Dispanser Olmadı, Davaya Konu Oldu!



Habertürk'ten Öznur Karslı'nın haberine göre; hayırsever Lamia Güvener, İstanbul’da Kadıköy rıhtımındaki sahibi olduğu 7 katlı binayı 1987 yılında Türk Kızılayı’na bağışladı. Ancak avukat kızı Ayla Gürelli, binanın amaç dışı kullanıldığı gerekçesiyle mahkemeye başvurdu. Bunun üzerine bina dispanser olarak hizmet vermeye başladı ve Laima Güvener Kan Alma Birimi oluşturuldu.

Bu süreçte binanın çeşitli katlarının kiralandığı gerekçesiyle Gürelli yeni davalar açtı. Gürelli, binada Kızılay’ın dispanser hizmeti vermesini, aksi halde mirasın kendisi ve 2010 yılında ölen emekli büyükelçi ağabeyi Haluk Güvener’in 2 çocuğuna iade edilmesini talep etti. Dava sürecinde binanın giriş katı geçmişte kan alma birimi olarak hizmet verse de bir süre sonra otobüs firması ile bir telefon bayiine kiralandı. Gürelli’nin iddiasına göre 6 davadan 5’ini Kızılay kaybetti.
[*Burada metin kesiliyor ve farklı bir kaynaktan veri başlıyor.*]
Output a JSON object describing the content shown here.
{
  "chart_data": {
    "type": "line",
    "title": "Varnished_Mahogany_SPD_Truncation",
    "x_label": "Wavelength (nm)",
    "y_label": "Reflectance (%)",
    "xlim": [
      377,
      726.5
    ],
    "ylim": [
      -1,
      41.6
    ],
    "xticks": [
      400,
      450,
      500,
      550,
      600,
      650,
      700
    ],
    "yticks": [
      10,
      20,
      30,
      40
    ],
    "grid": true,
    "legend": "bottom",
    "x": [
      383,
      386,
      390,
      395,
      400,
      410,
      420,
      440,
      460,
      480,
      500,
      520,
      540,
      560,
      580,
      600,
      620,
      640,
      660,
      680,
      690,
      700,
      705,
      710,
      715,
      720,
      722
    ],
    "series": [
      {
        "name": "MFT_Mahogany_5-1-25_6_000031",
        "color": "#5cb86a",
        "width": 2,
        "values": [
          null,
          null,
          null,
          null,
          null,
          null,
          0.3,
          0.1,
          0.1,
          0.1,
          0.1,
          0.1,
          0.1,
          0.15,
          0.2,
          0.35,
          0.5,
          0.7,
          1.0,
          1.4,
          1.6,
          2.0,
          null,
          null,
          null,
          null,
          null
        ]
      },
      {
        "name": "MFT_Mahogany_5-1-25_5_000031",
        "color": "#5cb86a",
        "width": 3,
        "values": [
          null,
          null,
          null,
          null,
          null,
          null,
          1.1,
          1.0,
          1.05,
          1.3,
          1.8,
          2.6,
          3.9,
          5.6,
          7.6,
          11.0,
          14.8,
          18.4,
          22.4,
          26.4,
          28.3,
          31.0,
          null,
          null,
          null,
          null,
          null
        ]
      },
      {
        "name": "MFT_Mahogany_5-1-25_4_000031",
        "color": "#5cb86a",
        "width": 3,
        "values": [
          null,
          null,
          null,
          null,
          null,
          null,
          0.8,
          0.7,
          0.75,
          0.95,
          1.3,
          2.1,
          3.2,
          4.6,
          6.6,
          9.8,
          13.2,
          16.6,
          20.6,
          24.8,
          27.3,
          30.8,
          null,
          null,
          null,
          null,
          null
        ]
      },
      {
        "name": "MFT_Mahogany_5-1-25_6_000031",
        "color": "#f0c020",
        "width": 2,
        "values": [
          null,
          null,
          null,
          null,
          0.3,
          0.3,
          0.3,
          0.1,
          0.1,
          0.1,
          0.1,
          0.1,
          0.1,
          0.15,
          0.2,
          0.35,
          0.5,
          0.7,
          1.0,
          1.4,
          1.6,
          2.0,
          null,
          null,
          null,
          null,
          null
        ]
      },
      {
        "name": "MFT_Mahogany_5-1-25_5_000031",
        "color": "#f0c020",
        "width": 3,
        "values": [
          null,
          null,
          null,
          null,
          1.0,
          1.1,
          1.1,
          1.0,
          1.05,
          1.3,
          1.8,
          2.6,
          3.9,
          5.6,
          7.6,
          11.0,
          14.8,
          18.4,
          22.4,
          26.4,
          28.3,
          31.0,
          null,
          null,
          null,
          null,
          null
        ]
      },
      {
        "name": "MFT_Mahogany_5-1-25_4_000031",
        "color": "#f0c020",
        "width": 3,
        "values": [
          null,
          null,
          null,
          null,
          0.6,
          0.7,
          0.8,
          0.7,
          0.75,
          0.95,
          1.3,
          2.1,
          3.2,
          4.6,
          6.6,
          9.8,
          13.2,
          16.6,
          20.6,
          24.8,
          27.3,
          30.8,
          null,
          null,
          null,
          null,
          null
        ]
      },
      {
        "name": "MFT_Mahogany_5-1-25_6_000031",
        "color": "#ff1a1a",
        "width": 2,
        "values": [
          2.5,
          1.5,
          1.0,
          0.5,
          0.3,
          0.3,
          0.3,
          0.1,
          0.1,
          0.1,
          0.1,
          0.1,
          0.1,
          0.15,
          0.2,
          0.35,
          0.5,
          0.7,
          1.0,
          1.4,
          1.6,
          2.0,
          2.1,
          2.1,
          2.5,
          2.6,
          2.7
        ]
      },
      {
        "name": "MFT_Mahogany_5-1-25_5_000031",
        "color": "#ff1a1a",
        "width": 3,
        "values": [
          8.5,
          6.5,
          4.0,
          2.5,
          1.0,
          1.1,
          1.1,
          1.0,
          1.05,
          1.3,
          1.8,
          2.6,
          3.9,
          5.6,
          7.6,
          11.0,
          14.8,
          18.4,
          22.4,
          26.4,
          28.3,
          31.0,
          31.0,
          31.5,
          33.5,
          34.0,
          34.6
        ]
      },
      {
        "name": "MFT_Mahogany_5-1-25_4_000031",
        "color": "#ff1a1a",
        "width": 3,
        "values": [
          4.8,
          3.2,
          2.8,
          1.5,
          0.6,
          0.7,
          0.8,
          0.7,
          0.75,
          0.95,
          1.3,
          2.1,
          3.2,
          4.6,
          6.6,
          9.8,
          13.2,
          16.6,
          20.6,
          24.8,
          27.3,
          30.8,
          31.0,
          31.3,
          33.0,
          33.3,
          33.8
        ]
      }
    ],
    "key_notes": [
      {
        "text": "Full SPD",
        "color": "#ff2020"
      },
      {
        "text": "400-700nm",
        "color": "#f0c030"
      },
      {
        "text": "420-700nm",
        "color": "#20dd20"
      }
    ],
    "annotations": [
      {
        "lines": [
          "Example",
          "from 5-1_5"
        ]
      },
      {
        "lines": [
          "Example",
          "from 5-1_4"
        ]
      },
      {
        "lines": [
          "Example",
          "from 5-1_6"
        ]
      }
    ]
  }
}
Gürelli, “Bina için satılamaz, dispanser dışında kullanılamaz” şerhi aldırdı. Taraflar arasındaki hukuki süreçte önümüzdeki günlerde binada bilirkişi incelemesi yapılacağı öğrenildi. Gürelli, yıllardır çözülemeyen konuyu Anayasa Mahkemesi’ne taşıyacak.

Gürelli “Şu anda Kadıköy Meydanı’ndaki çadırda kan alınıyor. Binanın son katı ise deniz manzaralı restoran” diyor. Annesinin Kızılay’a bağışladığı taşınmazın kendisi ve 2 yeğenine iadesi halinde annesinin vasiyetinin yerine getirileceğini söyleyen Gürelli, binanın iadesi yönünde karar çıkması halinde her katında sağlık hizmeti verdireceklerini kaydetti.

Kızılay: Kira geliri ihtiyaç sahiplerine

Kızılay yetkilileri ise, davaların yerel mahkemede ve Yargıtay’da Kızılay lehine sonuçlandığını belirterek binanın son durumuna ilişkin şu açıklamayı yaptı: “6 katlı binanın 2 katı aile sağlığı merkezine dönüştürülmüştür. Diğer 2 katının da yine sağlık alanında hizmet veren kamu idarelerinin kullanımına sunulması planlanmaktadır. Diğer iki katın biri şube hizmet binası olarak hizmet vermekte, diğer katı ise şubeye gelir getirmesi amacıyla kiraya verilmiştir. Kızılay’ın faaliyetlerini sürdürmek için bağışlardan ve bunlardan elde edilen gelirlerden başka bir geliri bulunmamaktadır.”